Stocks have been seesawing since August on uncertainty whether the Fed Reserve Banking System has been done with their drastic heights to interest rates.
US stocks drifted in a quiet trading Monday, as Wall Street made a few big moves ahead of the Fed Reserve Banking System’s next meeting on interest rates.
According to Detroit News, higher rates have helped cool inflation from the peak last summer, however, it is also hurting prices for stocks and other investments while slowing the economy. Traders universally almost expect the Fed Reserve Banking System to keep rates steady at its meeting this week. More attention will be on the forecasts that the Fed Reserve Banking System officials will release about where they expect interest rates, the economy, and job market to head in the coming years.
The first thing that the market will focus on is how high the Fed Reserve Banking System officials see its main interest rates rise this year. Traders have been betting on 40% chance of the Fed Reserve Banking System will raise rates again in November or December, according to the data from CME Group.
However, just as much attention will be on what the Fed Reserve Banking System officials will say about next year, investors expect the Fed Reserve Banking System to begin cutting rates. They crave cuts, which typically loosen on financial conditions and give boosts to financial markets.
There are fears that the rates may have to stay higher for longer in order to get the inflation to go down to the Fed Reserve Banking System’s target of 2%.
The rise on oil prices, along with the worry of rates staying high for longer, have helped pushed us Treasury yield across the bond market. Worries about a possible recession also continue to hang around even though they have been diminished with successive reports showing that the economy and job market continue to hum.
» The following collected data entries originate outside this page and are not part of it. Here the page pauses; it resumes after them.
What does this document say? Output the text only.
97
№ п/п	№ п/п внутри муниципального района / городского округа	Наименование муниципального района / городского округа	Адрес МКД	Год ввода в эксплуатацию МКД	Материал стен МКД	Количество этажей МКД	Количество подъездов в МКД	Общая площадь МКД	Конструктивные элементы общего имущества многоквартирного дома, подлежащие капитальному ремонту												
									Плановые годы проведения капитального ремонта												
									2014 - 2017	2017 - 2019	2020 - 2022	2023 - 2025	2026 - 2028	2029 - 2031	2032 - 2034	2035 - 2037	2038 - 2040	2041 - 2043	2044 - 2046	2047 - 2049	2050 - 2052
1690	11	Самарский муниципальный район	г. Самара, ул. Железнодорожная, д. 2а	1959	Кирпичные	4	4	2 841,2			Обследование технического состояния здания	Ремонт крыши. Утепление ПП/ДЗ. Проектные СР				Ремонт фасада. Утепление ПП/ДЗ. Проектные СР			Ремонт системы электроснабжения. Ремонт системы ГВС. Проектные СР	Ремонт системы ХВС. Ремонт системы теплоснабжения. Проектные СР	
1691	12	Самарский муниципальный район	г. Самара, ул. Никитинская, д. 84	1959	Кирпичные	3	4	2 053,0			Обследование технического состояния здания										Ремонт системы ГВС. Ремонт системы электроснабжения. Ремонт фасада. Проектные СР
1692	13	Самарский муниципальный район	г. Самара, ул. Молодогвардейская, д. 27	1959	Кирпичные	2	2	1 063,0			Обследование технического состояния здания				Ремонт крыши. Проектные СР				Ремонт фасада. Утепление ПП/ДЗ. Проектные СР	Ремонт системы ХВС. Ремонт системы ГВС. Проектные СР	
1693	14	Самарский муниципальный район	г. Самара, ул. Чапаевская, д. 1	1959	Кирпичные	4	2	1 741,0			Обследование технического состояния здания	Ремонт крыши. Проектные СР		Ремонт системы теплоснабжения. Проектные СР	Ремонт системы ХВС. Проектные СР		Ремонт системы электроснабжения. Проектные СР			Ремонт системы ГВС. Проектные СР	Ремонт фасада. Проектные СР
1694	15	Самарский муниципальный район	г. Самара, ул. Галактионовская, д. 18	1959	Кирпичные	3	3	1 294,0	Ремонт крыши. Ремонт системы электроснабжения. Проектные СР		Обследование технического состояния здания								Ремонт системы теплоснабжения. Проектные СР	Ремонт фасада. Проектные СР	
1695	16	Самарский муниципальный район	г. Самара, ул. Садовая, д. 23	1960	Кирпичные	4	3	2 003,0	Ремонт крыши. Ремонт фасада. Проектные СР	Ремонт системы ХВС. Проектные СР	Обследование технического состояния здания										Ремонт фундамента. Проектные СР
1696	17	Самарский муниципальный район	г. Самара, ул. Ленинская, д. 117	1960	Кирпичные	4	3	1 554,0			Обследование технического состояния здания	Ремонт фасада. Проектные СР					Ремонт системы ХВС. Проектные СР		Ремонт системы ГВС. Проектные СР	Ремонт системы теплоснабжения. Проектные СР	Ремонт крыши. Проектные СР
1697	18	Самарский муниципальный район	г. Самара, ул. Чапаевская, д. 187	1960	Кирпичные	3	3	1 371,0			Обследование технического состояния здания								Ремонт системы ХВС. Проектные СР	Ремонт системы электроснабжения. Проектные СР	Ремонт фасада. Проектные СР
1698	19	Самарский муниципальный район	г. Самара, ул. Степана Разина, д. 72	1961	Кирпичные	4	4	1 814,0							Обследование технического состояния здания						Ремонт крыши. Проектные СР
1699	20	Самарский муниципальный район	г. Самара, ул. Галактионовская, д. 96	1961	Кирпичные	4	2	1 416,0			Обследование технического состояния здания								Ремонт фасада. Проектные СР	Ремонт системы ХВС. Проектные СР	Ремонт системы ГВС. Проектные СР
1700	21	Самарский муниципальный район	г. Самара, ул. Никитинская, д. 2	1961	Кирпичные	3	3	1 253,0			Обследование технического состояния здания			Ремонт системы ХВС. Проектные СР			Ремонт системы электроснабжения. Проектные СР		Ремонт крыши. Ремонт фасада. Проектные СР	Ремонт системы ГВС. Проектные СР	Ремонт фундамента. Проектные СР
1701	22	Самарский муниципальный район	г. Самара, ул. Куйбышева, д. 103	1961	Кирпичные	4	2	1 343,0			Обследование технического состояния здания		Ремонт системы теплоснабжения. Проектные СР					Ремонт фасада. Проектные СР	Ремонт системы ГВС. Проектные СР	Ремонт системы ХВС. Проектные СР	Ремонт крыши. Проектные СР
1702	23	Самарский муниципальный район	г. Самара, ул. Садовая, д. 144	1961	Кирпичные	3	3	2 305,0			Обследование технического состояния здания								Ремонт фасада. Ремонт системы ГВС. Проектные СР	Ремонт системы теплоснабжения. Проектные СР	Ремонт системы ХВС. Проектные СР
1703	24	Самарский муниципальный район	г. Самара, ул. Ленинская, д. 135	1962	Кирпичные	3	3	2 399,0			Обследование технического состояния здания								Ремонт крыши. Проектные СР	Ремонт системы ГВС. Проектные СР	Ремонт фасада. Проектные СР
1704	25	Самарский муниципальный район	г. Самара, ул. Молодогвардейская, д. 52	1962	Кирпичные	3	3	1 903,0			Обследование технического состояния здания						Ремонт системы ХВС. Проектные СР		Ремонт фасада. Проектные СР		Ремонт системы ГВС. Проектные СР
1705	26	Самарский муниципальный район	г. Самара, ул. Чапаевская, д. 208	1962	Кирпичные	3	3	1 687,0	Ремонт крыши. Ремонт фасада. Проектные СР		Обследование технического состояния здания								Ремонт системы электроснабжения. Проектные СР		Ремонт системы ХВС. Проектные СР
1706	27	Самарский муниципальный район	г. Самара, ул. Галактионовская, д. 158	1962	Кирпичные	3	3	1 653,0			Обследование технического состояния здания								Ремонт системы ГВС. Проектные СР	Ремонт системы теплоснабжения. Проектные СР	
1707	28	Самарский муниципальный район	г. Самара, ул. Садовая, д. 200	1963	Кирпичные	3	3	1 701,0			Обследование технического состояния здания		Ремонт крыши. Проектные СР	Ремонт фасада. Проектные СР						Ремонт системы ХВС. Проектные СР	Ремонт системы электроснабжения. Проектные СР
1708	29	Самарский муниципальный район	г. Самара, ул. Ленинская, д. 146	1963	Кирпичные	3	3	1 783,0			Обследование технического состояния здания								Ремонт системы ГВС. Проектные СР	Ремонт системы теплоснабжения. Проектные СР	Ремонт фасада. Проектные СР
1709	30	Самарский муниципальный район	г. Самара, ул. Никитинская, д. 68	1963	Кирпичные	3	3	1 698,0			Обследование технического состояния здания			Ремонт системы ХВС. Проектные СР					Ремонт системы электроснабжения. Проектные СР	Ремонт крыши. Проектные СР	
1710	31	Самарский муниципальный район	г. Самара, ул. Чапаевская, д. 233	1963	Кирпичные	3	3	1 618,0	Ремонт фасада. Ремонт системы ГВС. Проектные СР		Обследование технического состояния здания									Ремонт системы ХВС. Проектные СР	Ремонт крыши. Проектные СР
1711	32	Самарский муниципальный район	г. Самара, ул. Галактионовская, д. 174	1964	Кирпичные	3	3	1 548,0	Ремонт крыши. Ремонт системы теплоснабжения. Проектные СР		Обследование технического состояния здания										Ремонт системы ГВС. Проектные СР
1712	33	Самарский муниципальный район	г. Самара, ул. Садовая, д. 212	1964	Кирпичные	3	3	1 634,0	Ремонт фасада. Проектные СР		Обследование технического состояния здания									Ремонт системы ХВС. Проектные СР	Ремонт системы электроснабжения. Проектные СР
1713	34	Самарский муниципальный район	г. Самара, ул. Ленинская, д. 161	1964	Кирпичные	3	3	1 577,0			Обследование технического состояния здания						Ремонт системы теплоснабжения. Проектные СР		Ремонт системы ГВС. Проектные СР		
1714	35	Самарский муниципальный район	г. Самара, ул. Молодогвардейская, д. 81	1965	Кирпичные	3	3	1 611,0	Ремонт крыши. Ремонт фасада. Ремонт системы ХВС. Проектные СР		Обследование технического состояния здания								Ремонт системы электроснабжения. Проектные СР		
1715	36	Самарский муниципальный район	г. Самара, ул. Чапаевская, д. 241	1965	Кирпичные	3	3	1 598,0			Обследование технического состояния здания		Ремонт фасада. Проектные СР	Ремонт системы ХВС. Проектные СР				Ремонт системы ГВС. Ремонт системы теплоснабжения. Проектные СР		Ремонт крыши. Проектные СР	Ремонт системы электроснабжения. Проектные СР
The 10 year Treasury yield edged down to a 4.32% from a 4.33% last Friday. The two year Treasury yield, which closely follows the expectations for the Fed Reserve Banking System, held steady at 5.04%.
One worrying factor is where bond yields are at, with two year and other shorter term yields have continued to rise higher than longer yield terms. That is an unusual occurrence that has often preceded recessions from the past. Another warning is coming from the leading economic indicators index which looks at new orders for manufacturers, consumer expectations for business conditions, and other factors that might show where the economy is heading to.